Evaluating mobile gaming campaigns

Brands should question whether campaign tactics that worked during the pandemic are still relevant now that gaming habits have changed.

As always, proxies do not tell the whole story: How valuable is measuring impressions alone when a typical mobile gamer has one eye on PUBG Mobile and the other on the television? Instead, marketers should optimise mobile gaming campaigns based on tangible performance measurements like purchase intent or brand lift.

Goal-oriented—or outcomes-based—metrics enable marketers to determine which formats, tactics and offers prompt their key audiences to act.

AI-assisted tools that blend real-time and historical data can instantly assess how different variables impact a user completing a task. This empowers marketers to allocate spend to ads that are most likely to produce a desired outcome.

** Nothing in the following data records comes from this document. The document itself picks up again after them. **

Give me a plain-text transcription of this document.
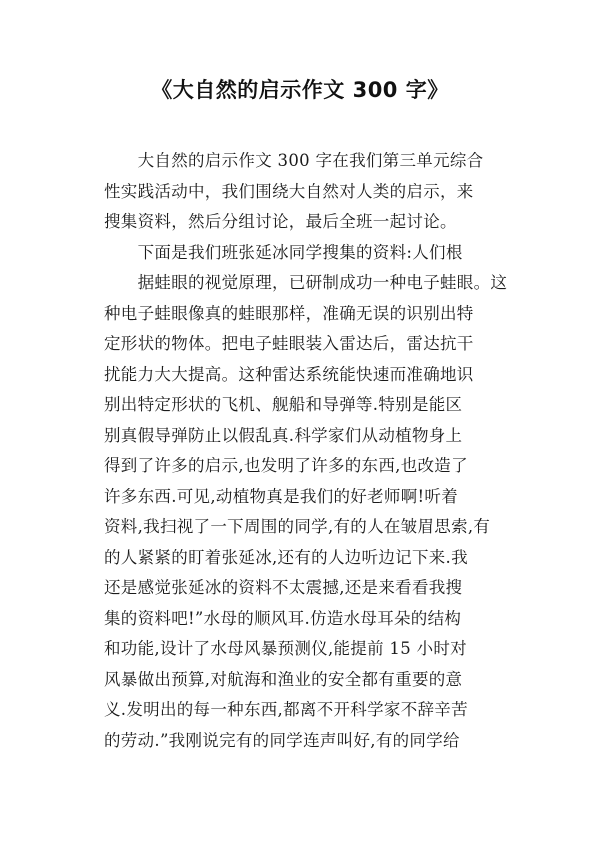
《大自然的启示作文 300 字》
　　大自然的启示作文 300 字在我们第三单元综合
性实践活动中，我们围绕大自然对人类的启示，来
搜集资料，然后分组讨论，最后全班一起讨论。
　　下面是我们班张延冰同学搜集的资料:人们根
　　据蛙眼的视觉原理，已研制成功一种电子蛙眼。这
种电子蛙眼像真的蛙眼那样，准确无误的识别出特
定形状的物体。把电子蛙眼装入雷达后，雷达抗干
扰能力大大提高。这种雷达系统能快速而准确地识
别出特定形状的飞机、舰船和导弹等.特别是能区
别真假导弹防止以假乱真.科学家们从动植物身上
得到了许多的启示,也发明了许多的东西,也改造了
许多东西.可见,动植物真是我们的好老师啊!听着
资料,我扫视了一下周围的同学,有的人在皱眉思索,有
的人紧紧的盯着张延冰,还有的人边听边记下来.我
还是感觉张延冰的资料不太震撼,还是来看看我搜
集的资料吧!”水母的顺风耳.仿造水母耳朵的结构
和功能,设计了水母风暴预测仪,能提前 15 小时对
风暴做出预算,对航海和渔业的安全都有重要的意
义.发明出的每一种东西,都离不开科学家不辞辛苦
的劳动.”我刚说完有的同学连声叫好,有的同学给
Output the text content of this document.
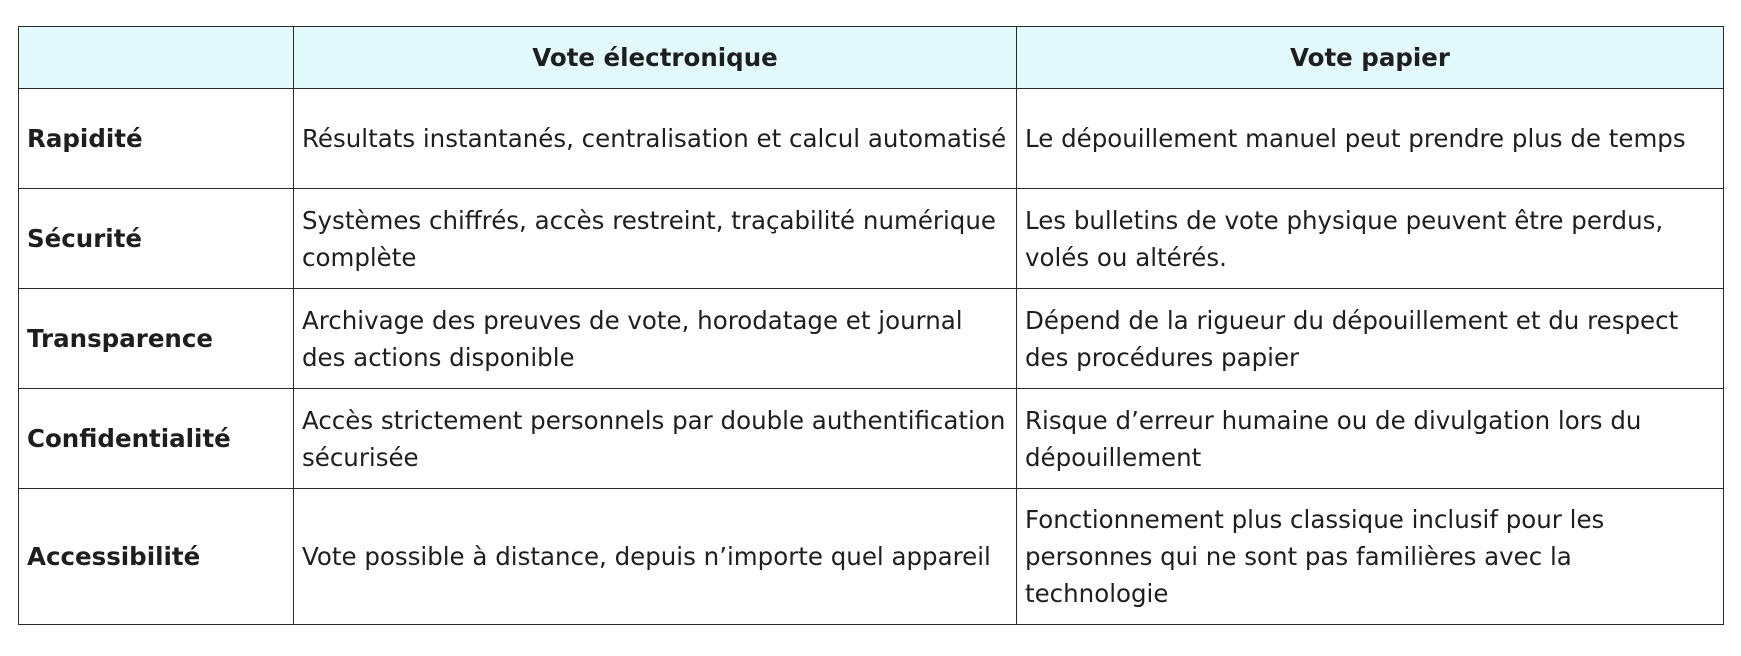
	Vote électronique	Vote papier
Rapidité	Résultats instantanés, centralisation et calcul automatisé	Le dépouillement manuel peut prendre plus de temps
Sécurité	Systèmes chiffrés, accès restreint, traçabilité numérique complète	Les bulletins de vote physique peuvent être perdus, volés ou altérés.
Transparence	Archivage des preuves de vote, horodatage et journal des actions disponible	Dépend de la rigueur du dépouillement et du respect des procédures papier
Confidentialité	Accès strictement personnels par double authentification sécurisée	Risque d’erreur humaine ou de divulgation lors du dépouillement
Accessibilité	Vote possible à distance, depuis n’importe quel appareil	Fonctionnement plus classique inclusif pour les personnes qui ne sont pas familières avec la technologie
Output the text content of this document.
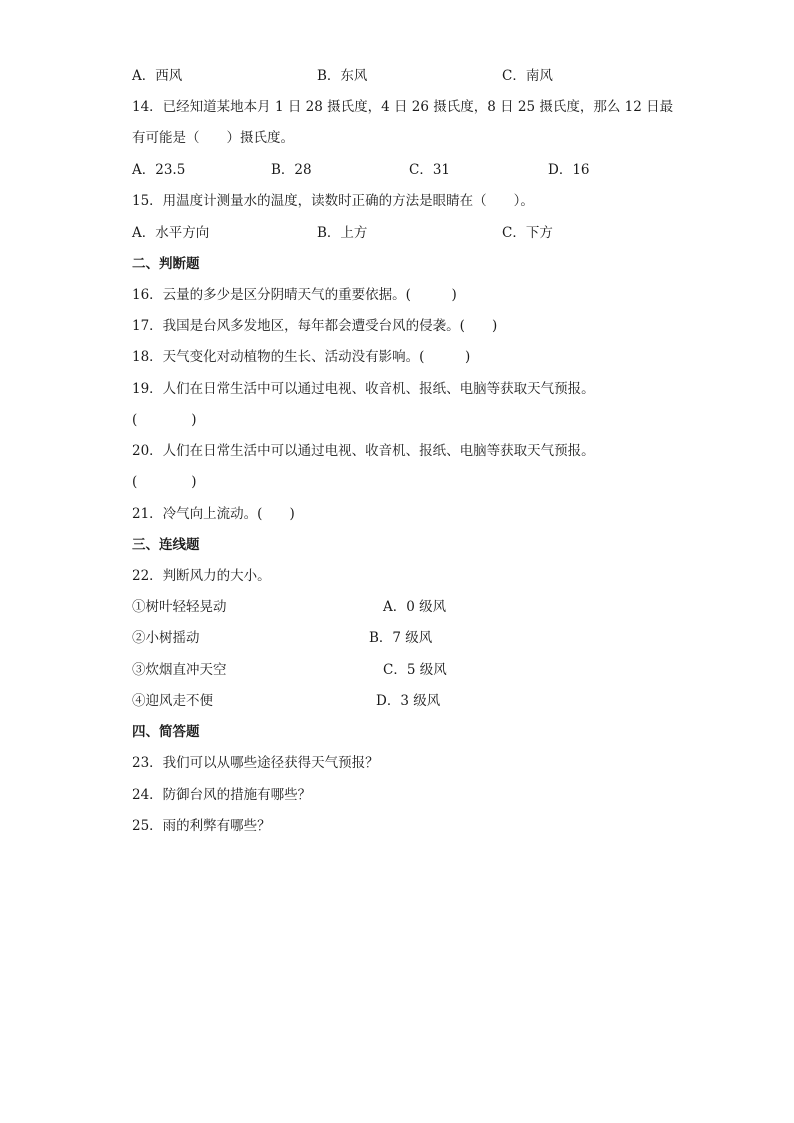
A．西风	B．东风	C．南风
14．已经知道某地本月 1 日 28 摄氏度，4 日 26 摄氏度，8 日 25 摄氏度，那么 12 日最
有可能是（　　）摄氏度。
A．23.5	B．28	C．31	D．16
15．用温度计测量水的温度，读数时正确的方法是眼睛在（　　）。
A．水平方向	B．上方	C．下方
二、判断题
16．云量的多少是区分阴晴天气的重要依据。(　　　)
17．我国是台风多发地区，每年都会遭受台风的侵袭。(　　)
18．天气变化对动植物的生长、活动没有影响。(　　　)
19．人们在日常生活中可以通过电视、收音机、报纸、电脑等获取天气预报。
(　　　　)
20．人们在日常生活中可以通过电视、收音机、报纸、电脑等获取天气预报。
(　　　　)
21．冷气向上流动。(　　)
三、连线题
22．判断风力的大小。
①树叶轻轻晃动	A．0 级风
②小树摇动	B．7 级风
③炊烟直冲天空	C．5 级风
④迎风走不便	D．3 级风
四、简答题
23．我们可以从哪些途径获得天气预报？
24．防御台风的措施有哪些？
25．雨的利弊有哪些？
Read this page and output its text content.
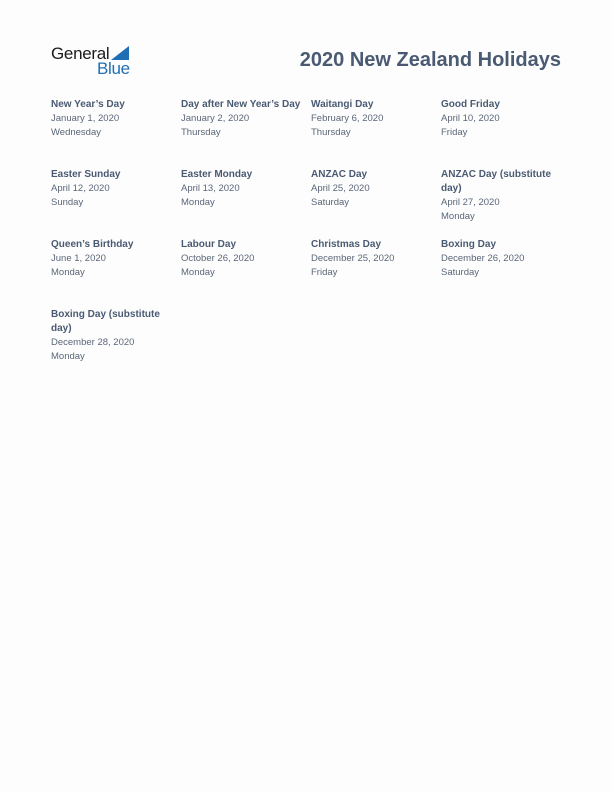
General
Blue	2020 New Zealand Holidays
New Year’s Day
January 1, 2020
Wednesday
Day after New Year’s Day
January 2, 2020
Thursday
Waitangi Day
February 6, 2020
Thursday
Good Friday
April 10, 2020
Friday
Easter Sunday
April 12, 2020
Sunday
Easter Monday
April 13, 2020
Monday
ANZAC Day
April 25, 2020
Saturday
ANZAC Day (substitute day)
April 27, 2020
Monday
Queen’s Birthday
June 1, 2020
Monday
Labour Day
October 26, 2020
Monday
Christmas Day
December 25, 2020
Friday
Boxing Day
December 26, 2020
Saturday
Boxing Day (substitute day)
December 28, 2020
Monday
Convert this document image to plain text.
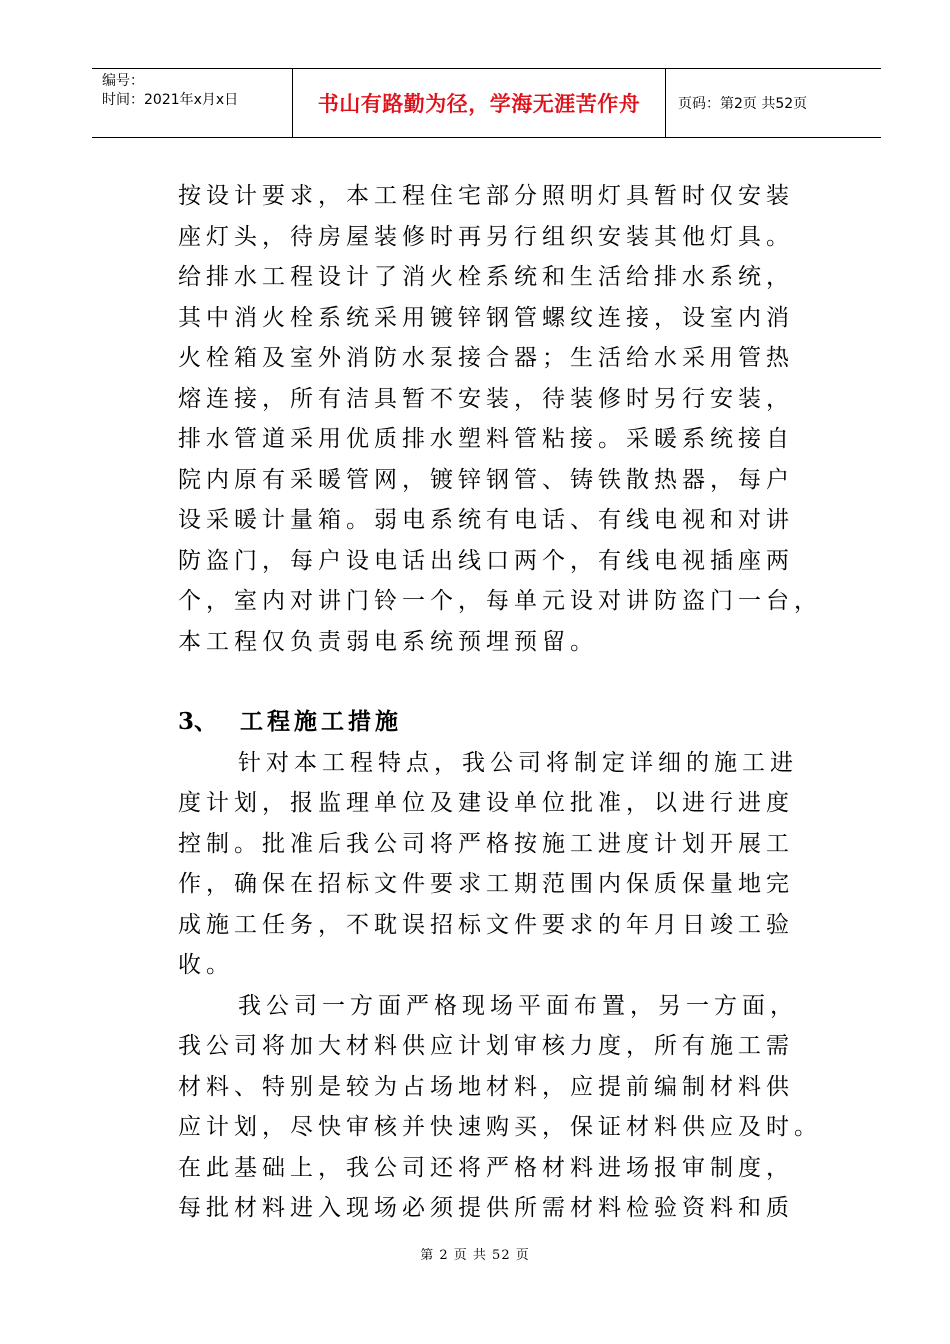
编号：
时间：2021年x月x日	书山有路勤为径，学海无涯苦作舟	页码：第2页 共52页
按设计要求，本工程住宅部分照明灯具暂时仅安装
座灯头，待房屋装修时再另行组织安装其他灯具。
给排水工程设计了消火栓系统和生活给排水系统，
其中消火栓系统采用镀锌钢管螺纹连接，设室内消
火栓箱及室外消防水泵接合器；生活给水采用管热
熔连接，所有洁具暂不安装，待装修时另行安装，
排水管道采用优质排水塑料管粘接。采暖系统接自
院内原有采暖管网，镀锌钢管、铸铁散热器，每户
设采暖计量箱。弱电系统有电话、有线电视和对讲
防盗门，每户设电话出线口两个，有线电视插座两
个，室内对讲门铃一个，每单元设对讲防盗门一台，
本工程仅负责弱电系统预埋预留。
3、 工程施工措施
针对本工程特点，我公司将制定详细的施工进
度计划，报监理单位及建设单位批准，以进行进度
控制。批准后我公司将严格按施工进度计划开展工
作，确保在招标文件要求工期范围内保质保量地完
成施工任务，不耽误招标文件要求的年月日竣工验
收。
我公司一方面严格现场平面布置，另一方面，
我公司将加大材料供应计划审核力度，所有施工需
材料、特别是较为占场地材料，应提前编制材料供
应计划，尽快审核并快速购买，保证材料供应及时。
在此基础上，我公司还将严格材料进场报审制度，
每批材料进入现场必须提供所需材料检验资料和质
第 2 页 共 52 页
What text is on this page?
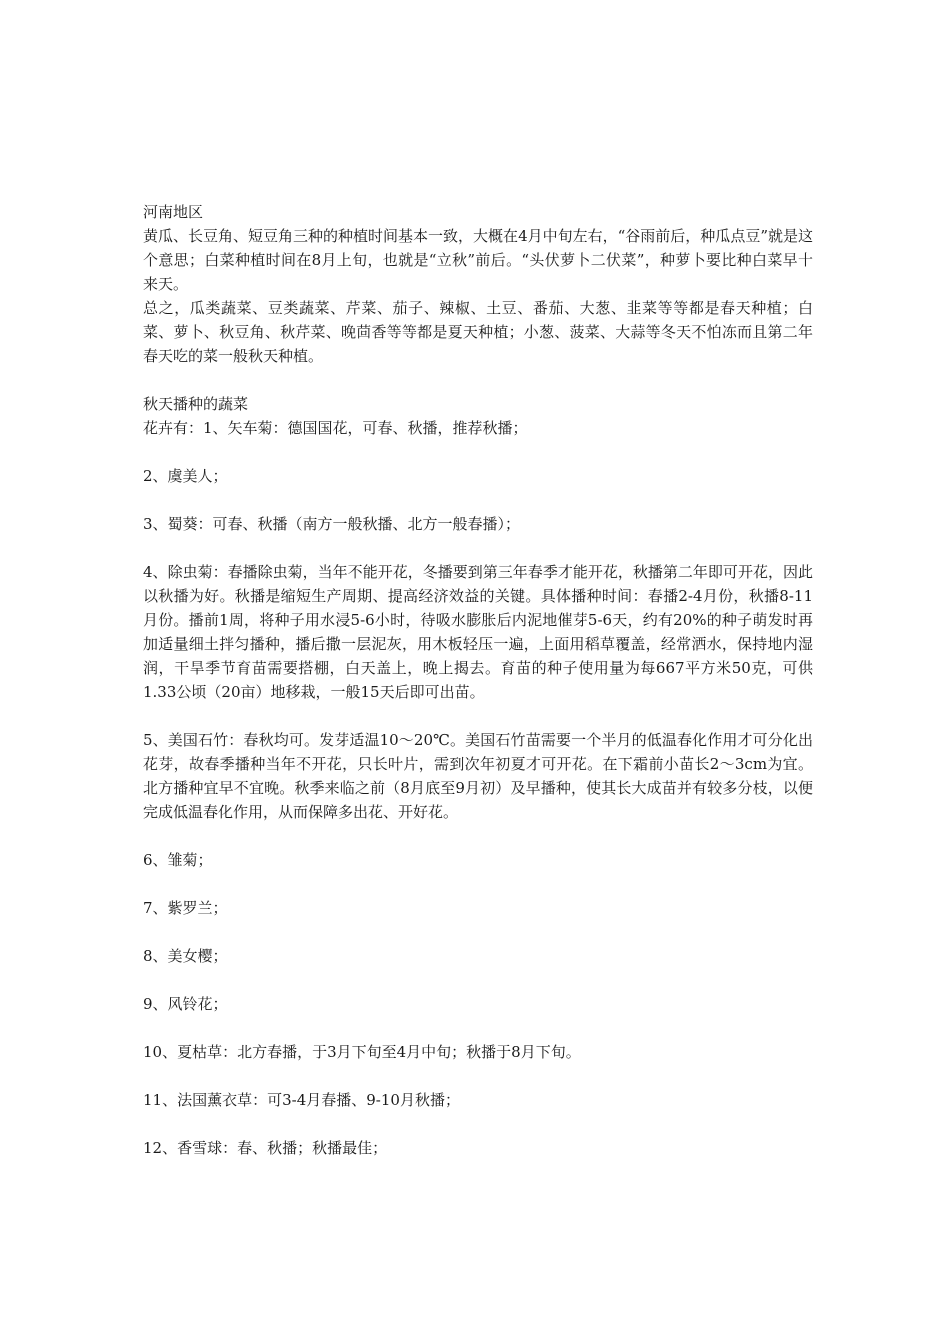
河南地区

黄瓜、长豆角、短豆角三种的种植时间基本一致，大概在4月中旬左右，“谷雨前后，种瓜点豆”就是这个意思；白菜种植时间在8月上旬，也就是“立秋”前后。“头伏萝卜二伏菜”，种萝卜要比种白菜早十来天。

总之，瓜类蔬菜、豆类蔬菜、芹菜、茄子、辣椒、土豆、番茄、大葱、韭菜等等都是春天种植；白菜、萝卜、秋豆角、秋芹菜、晚茴香等等都是夏天种植；小葱、菠菜、大蒜等冬天不怕冻而且第二年春天吃的菜一般秋天种植。

秋天播种的蔬菜

花卉有：1、矢车菊：德国国花，可春、秋播，推荐秋播；

2、虞美人；

3、蜀葵：可春、秋播（南方一般秋播、北方一般春播）；

4、除虫菊：春播除虫菊，当年不能开花，冬播要到第三年春季才能开花，秋播第二年即可开花，因此以秋播为好。秋播是缩短生产周期、提高经济效益的关键。具体播种时间：春播2-4月份，秋播8-11月份。播前1周，将种子用水浸5-6小时，待吸水膨胀后内泥地催芽5-6天，约有20%的种子萌发时再加适量细土拌匀播种，播后撒一层泥灰，用木板轻压一遍，上面用稻草覆盖，经常洒水，保持地内湿润，干旱季节育苗需要搭棚，白天盖上，晚上揭去。育苗的种子使用量为每667平方米50克，可供1.33公顷（20亩）地移栽，一般15天后即可出苗。

5、美国石竹：春秋均可。发芽适温10～20℃。美国石竹苗需要一个半月的低温春化作用才可分化出花芽，故春季播种当年不开花，只长叶片，需到次年初夏才可开花。在下霜前小苗长2～3cm为宜。北方播种宜早不宜晚。秋季来临之前（8月底至9月初）及早播种，使其长大成苗并有较多分枝，以便完成低温春化作用，从而保障多出花、开好花。

6、雏菊；

7、紫罗兰；

8、美女樱；

9、风铃花；

10、夏枯草：北方春播，于3月下旬至4月中旬；秋播于8月下旬。

11、法国薰衣草：可3-4月春播、9-10月秋播；

12、香雪球：春、秋播；秋播最佳；
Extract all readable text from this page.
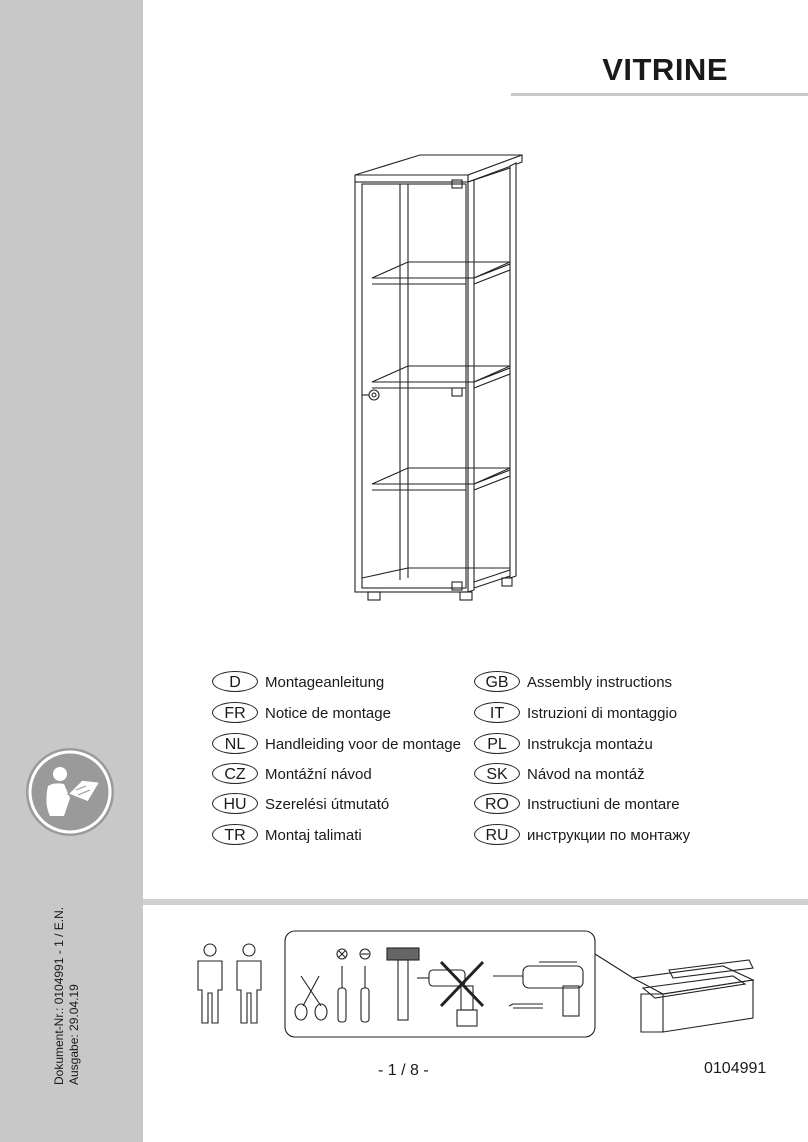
VITRINE
D	Montageanleitung
FR	Notice de montage
NL	Handleiding voor de montage
CZ	Montážní návod
HU	Szerelési útmutató
TR	Montaj talimati
GB	Assembly instructions
IT	Istruzioni di montaggio
PL	Instrukcja montażu
SK	Návod na montáž
RO	Instructiuni de montare
RU	инструкции по монтажу
Dokument-Nr.: 0104991 - 1 / E.N. Ausgabe: 29.04.19	- 1 / 8 -	0104991
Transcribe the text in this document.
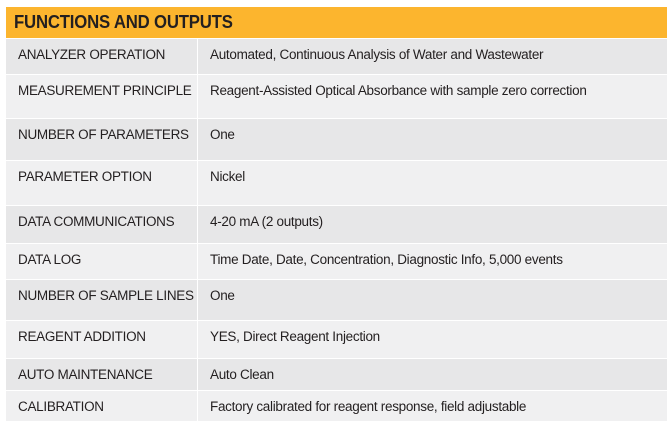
FUNCTIONS AND OUTPUTS
ANALYZER OPERATION	Automated, Continuous Analysis of Water and Wastewater
MEASUREMENT PRINCIPLE	Reagent-Assisted Optical Absorbance with sample zero correction
NUMBER OF PARAMETERS	One
PARAMETER OPTION	Nickel
DATA COMMUNICATIONS	4-20 mA (2 outputs)
DATA LOG	Time Date, Date, Concentration, Diagnostic Info, 5,000 events
NUMBER OF SAMPLE LINES	One
REAGENT ADDITION	YES, Direct Reagent Injection
AUTO MAINTENANCE	Auto Clean
CALIBRATION	Factory calibrated for reagent response, field adjustable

Machine learning combined with outcome-led measurement can also pave the way for incremental gains—the more data AI engines gather on past successes and misses, the better they are at predicting future performance.

This increasingly detailed insight enables marketers to make informed creative and delivery decisions to serve messages that resonate with time-pressed users.

It’s time to zoom in on players

While there’s been lots of industry debate about growth in the mobile gaming industry (some sources cite a slowdown, others predict unbroken growth), for once, the smaller picture tells a bigger story. Brands that look beyond the noise of macro forecasts and act on real player insights will secure the fastest and most effective mobile ad wins—outpacing the competition in this highly lucrative sector.

Alberico de Nardis is head of Southeast Asia and ANZ at LoopMe.